安全運転講習会は実車に乗ることで安全運転を覚える取り組みだが、電動二輪という未知の乗り物であることから今回は事前に講義が実施された。講師はEM1e :の開発を指揮した後藤香織さんと車体開発を担当された内山一さん。秩父農工科学高校では電気システム科や機械システム科を先行する生徒が多く、目指すエンジニアたちから生の声を聞く機会とあり、大いに実りのある試みとなったはずだ。

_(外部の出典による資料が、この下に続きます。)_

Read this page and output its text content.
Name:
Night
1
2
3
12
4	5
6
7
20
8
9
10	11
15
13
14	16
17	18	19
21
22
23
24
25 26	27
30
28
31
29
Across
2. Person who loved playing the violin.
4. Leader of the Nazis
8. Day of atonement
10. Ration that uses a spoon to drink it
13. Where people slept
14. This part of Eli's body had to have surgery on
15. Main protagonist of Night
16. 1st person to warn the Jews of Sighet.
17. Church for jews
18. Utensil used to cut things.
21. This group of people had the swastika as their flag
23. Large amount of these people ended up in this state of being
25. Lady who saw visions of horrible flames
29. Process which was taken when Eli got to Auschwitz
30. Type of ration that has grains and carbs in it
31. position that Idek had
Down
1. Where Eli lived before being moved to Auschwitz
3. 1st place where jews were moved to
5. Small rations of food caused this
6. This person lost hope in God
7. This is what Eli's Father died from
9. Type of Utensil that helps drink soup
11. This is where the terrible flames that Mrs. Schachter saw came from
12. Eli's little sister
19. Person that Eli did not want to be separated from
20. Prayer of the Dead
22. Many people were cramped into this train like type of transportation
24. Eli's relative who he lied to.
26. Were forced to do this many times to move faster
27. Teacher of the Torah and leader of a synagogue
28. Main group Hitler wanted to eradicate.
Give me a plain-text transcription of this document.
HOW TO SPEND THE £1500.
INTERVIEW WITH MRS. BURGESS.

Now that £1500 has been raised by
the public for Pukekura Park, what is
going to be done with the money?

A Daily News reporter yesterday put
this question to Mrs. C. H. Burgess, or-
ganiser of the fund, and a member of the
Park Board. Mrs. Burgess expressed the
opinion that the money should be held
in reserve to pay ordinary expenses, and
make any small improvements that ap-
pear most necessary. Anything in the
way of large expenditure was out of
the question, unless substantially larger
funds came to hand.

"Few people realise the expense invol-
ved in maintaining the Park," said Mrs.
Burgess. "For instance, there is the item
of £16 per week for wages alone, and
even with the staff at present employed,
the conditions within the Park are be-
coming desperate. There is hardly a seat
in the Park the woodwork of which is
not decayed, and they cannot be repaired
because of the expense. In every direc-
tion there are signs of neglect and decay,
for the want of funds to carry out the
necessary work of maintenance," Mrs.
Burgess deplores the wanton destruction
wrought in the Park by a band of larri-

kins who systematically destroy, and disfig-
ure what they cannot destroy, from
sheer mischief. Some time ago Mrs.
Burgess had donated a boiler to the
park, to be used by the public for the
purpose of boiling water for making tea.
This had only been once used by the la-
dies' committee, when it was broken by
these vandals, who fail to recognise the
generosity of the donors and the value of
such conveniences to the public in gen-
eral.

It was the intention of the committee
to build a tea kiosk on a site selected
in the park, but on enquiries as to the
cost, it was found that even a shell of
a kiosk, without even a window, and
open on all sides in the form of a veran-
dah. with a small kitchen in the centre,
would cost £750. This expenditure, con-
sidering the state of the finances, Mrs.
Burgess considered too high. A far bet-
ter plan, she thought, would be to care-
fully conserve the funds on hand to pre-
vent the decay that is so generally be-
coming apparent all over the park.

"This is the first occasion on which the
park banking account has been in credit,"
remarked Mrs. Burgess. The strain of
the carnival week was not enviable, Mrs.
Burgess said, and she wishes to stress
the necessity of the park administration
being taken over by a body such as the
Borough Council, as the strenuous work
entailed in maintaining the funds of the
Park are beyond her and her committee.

リヤにインホイールモーターを採用したEM1e :は原付一種モデル。

EM1e :開発の狙いはズバリ「日々の生活スタイルにマッチする ちょうどe: Scooter」。原付一種として多くの人が使えるように開発され、交換式バッテリーにより自宅で手軽に充電ができるうえ、安心感を重視した車体と扱いやすくスムーズな加速性能が盛り込まれている。電動車というとゼロから最大トルクを発生することから急加速ができるイメージを抱きやすい。それでは初めて二輪車に触れる人に対して扱いにくい特性となってしまうため、EM1e :では日常の移動手段として快適に乗れるような特性へと制御している。また交換式バッテリーは軽量でなければならないため、1回の充電での航続距離が限られる。そこでSTDモードの他にECONモードをPCU内に盛り込み、ECONモードだとマイルドな出力特性になることで航続距離をSTDモードより約15%伸ばすことが可能だ。

システムの作動イメージをイラストにしたもの。

交換式バッテリーは2021年に国内二輪4メーカー間で規格の標準化に合意しており、いずれ発売される他メーカーの電動二輪でも使えることになる。ホンダが開発したHondaモバイルパワーパックe:は高さ298mm奥行き156.3mm幅177.3mmのサイズとされ、リチウムイオンを採用している。定格出力は50.26Vで定格容量は26.1Ah/1.3kWh、重量は10.3kgだ。このサイズでの充電時間は6時間が必要であり、日中に乗車して帰宅後に翌朝まで充電するという使い方に向いている。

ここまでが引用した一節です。